- Taveta Location of Taveta
- Coordinates: 03°23′44″S 37°40′34″E﻿ / ﻿3.39556°S 37.67611°E
- Country: Kenya
- County: Taita-Taveta County
- Elevation: 1,000 m (3,300 ft)

Population (2019)
- • Total: 22,018
- Time zone: UTC+3 (EAT)

= Taveta, Kenya =

Taveta is a town in the Taita-Taveta County, Kenya.

==Location==
Taveta town is wedged into a projection of Kenyan territory bordered on the north and west by Tanzania.

The town lies on the border with Tanzania, directly across from the town of Holili. Approximately 111 km, by road, west of Voi, the nearest large town, on the Arusha–Holili–Taveta–Voi Road. Taveta is approximately 305 km, by road southeast of Nairobi. The coordinates of the town are:3°23'44.0"S, 37°40'34.0"E (Latitude:-3.395565; Longitude:37.676113). In addition to Mount Kilimanjaro, Taveta also enjoys proximity to Lake Chala, a volcanic freshwater lake of extraordinary depth.

==Etymology==
According to Claud Hollis (1901), the name "Taveta" originates from the local people known as the Watuweta or Watubheta, who have lived in the area since the 16th century. Taveta, historically,was divided into two,Malaboru(upper Taveta) and Malakaolu (Lower Taveta).These communities primarily settled along the banks of the River Lumi and in the Taveta Forest, which once extended across regions such as Mboghoni, Seriangabo (Kititoni), Msengoni, Njoro, Msheghesheni, Mkuyuni, and Miereni. The forest reached the swamps near Lake Jipe and the area surrounding Kitobo Forest.

Hollis writes that the natives pronounced the name as "Tuweta", which in the local dialect means "passing in the plain". This reflects the geographical nature of Taveta, which lies in a flat plain at the foot of Mount Kilimanjaro. In the Kitubheta dialect, "passing by" is said as "Kubhetia", from which the words "Tubheta" or "Tuweta" derive. The British, unable to pronounce the local term correctly, recorded the name as "Taveta".

==First World War==
In 1914, Taveta was the scene of the first military action in East Africa between forces of the British and German empires. On 15 August, a German force of about 300 soldiers, led by Captain Tom von Prince, advanced across the border and seized the town of Taveta. The objective was both to strengthen the defence of German East Africa and to provide a base for attacks into British territory, especially on the Uganda Railway.

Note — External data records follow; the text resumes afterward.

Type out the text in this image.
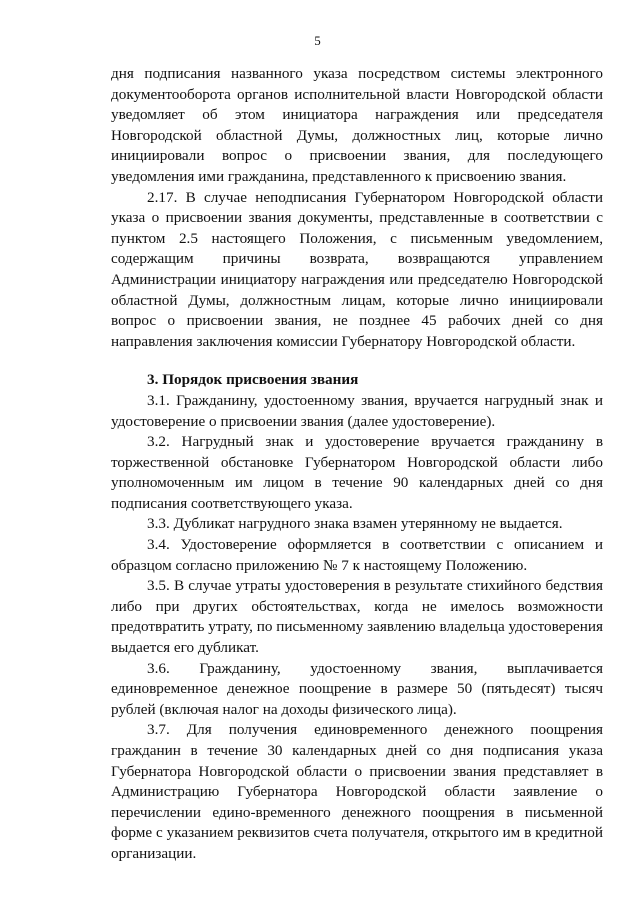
5

дня подписания названного указа посредством системы электронного документооборота органов исполнительной власти Новгородской области уведомляет об этом инициатора награждения или председателя Новгородской областной Думы, должностных лиц, которые лично инициировали вопрос о присвоении звания, для последующего уведомления ими гражданина, представленного к присвоению звания.

2.17. В случае неподписания Губернатором Новгородской области указа о присвоении звания документы, представленные в соответствии с пунктом 2.5 настоящего Положения, с письменным уведомлением, содержащим причины возврата, возвращаются управлением Администрации инициатору награждения или председателю Новгородской областной Думы, должностным лицам, которые лично инициировали вопрос о присвоении звания, не позднее 45 рабочих дней со дня направления заключения комиссии Губернатору Новгородской области.

3. Порядок присвоения звания

3.1. Гражданину, удостоенному звания, вручается нагрудный знак и удостоверение о присвоении звания (далее удостоверение).

3.2. Нагрудный знак и удостоверение вручается гражданину в торжественной обстановке Губернатором Новгородской области либо уполномоченным им лицом в течение 90 календарных дней со дня подписания соответствующего указа.

3.3. Дубликат нагрудного знака взамен утерянному не выдается.

3.4. Удостоверение оформляется в соответствии с описанием и образцом согласно приложению № 7 к настоящему Положению.

3.5. В случае утраты удостоверения в результате стихийного бедствия либо при других обстоятельствах, когда не имелось возможности предотвратить утрату, по письменному заявлению владельца удостоверения выдается его дубликат.

3.6. Гражданину, удостоенному звания, выплачивается единовременное денежное поощрение в размере 50 (пятьдесят) тысяч рублей (включая налог на доходы физического лица).

3.7. Для получения единовременного денежного поощрения гражданин в течение 30 календарных дней со дня подписания указа Губернатора Новгородской области о присвоении звания представляет в Администрацию Губернатора Новгородской области заявление о перечислении едино-временного денежного поощрения в письменной форме с указанием реквизитов счета получателя, открытого им в кредитной организации.
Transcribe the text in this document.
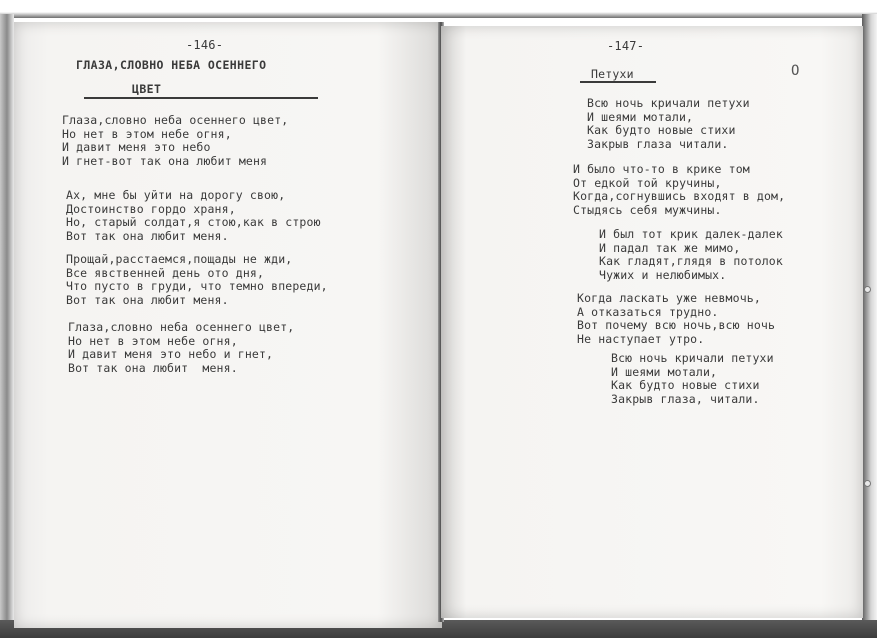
-146-
ГЛАЗА,СЛОВНО НЕБА ОСЕННЕГО
ЦВЕТ
Глаза,словно неба осеннего цвет,
Но нет в этом небе огня,
И давит меня это небо
И гнет-вот так она любит меня
Ах, мне бы уйти на дорогу свою,
Достоинство гордо храня,
Но, старый солдат,я стою,как в строю
Вот так она любит меня.
Прощай,расстаемся,пощады не жди,
Все явственней день ото дня,
Что пусто в груди, что темно впереди,
Вот так она любит меня.
Глаза,словно неба осеннего цвет,
Но нет в этом небе огня,
И давит меня это небо и гнет,
Вот так она любит  меня.
-147-
Петухи	О
Всю ночь кричали петухи
И шеями мотали,
Как будто новые стихи
Закрыв глаза читали.
И было что-то в крике том
От едкой той кручины,
Когда,согнувшись входят в дом,
Стыдясь себя мужчины.
И был тот крик далек-далек
И падал так же мимо,
Как гладят,глядя в потолок
Чужих и нелюбимых.
Когда ласкать уже невмочь,
А отказаться трудно.
Вот почему всю ночь,всю ночь
Не наступает утро.
Всю ночь кричали петухи
И шеями мотали,
Как будто новые стихи
Закрыв глаза, читали.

Corporal Murimu Mwiti, leading the small group of police that were defending Taveta, stood his ground and was killed by the advancing German forces. A German officer, Friedrich Broeker, was also shot before the British force retreated. Taveta remained in German hands until it was recaptured by the British in March 1916.

==Overview==
Taveta thrives as a point of commerce between Kenya and Tanzania, with a twice-weekly open-air market especially large for a town of its size. The market is fueled in part by Taveta's rail connection through Voi with the Mombasa-Nairobi-Kampala line, built during the era of British Kenya. Large numbers of people walk across the border from Tanzania to buy and sell wares in Taveta; smuggled goods such as Tanzanian rubies and coffee are occasionally available there.

Taveta Town is a fast-growing town. The Town Council of Taveta has acquired a 20 km2 former sisal plantation for town expansion. All government border offices are located some 5 km west of the central business district of the town, towards the border with Tanzania. The Holili/Taveta customs and immigration post is a One Stop Border Post.

The current (2024) Member of Parliament for Taveta Constituency, which is largely the district and by extension the town, is Hon. John Okano Bwire. She is a third term Member of Parliament.

At one time, Taveta has had several Members of Parliament from different tribes, namely Mwacharo Kubo (Taita), Norman Lukindo (Kamba), Jackson Mwalulu (Kamba), Alex Dingiria, Othinel Mnene, Naomi Shaaban (all Taveta), and Basil Criticos, a Kenyan of Greek origin.

==Population==
As of 2019, the urban center had a population of 22,018. The main ethnicities in Taveta are the Taveta and Kamba tribes.